Let’s give some credit to Washington politicians who, in reaction to steeply rising inflation in the 1970s, modified the Social Security program in 1972 such that the rate of inflation itself would trigger increases in benefits. Legislators called that trigger the Cost of Living Adjustment (COLA), which took effect in 1975. Since then, COLAs have provided most of us with a little dab of inflation protection, but only when the CPI-W increases by more than 0.1% between the third quarter of the previous year and the third quarter of the current year.
Here are some other inflation-mitigation methods you might consider, but remember that each of them requires careful research regarding their pros and cons:
Consider buying Treasury Inflation Protected Securities (TIPS) bonds, which transfer inflation risk to Uncle Sam. Read more about TIPS in my long-lost blog.

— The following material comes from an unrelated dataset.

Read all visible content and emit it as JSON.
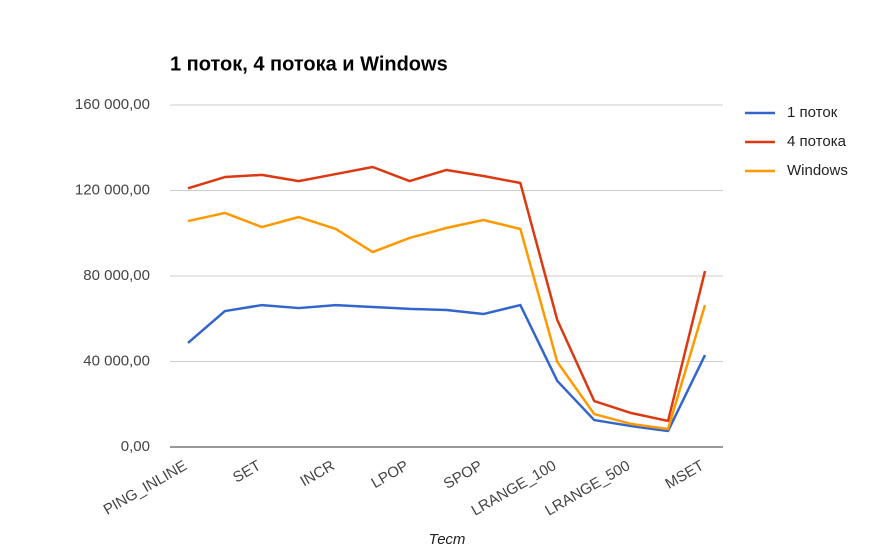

CPI-adjusted annuities - but do your research. Annuities can be a minefield.
Depending on location, home equity is another way to mitigate inflation. Millions of Americans are enjoying the fruits of home ownership as we speak, thanks in part to a recent surge in valuations across the country.
In my own particular case, I like equities as a hedge. Yes, during high inflation times such as as we are experiencing (hopefully short-term), stock ownership can cause heartburn and offers questionable inflation protection if you don’t have the financial strength and patience to “wait it out.” But there’s a reason why many investors prefer stocks over bonds. On average, taking the long view, equities simply outperform bonds.
Over a lifetime of investing, you can't avoid periods of high inflation. And these periods are just as likely to occur at inopportune times in your life as not. So, plan ahead. You WILL confront the ravages of high inflation somewhere down the line - or even right now.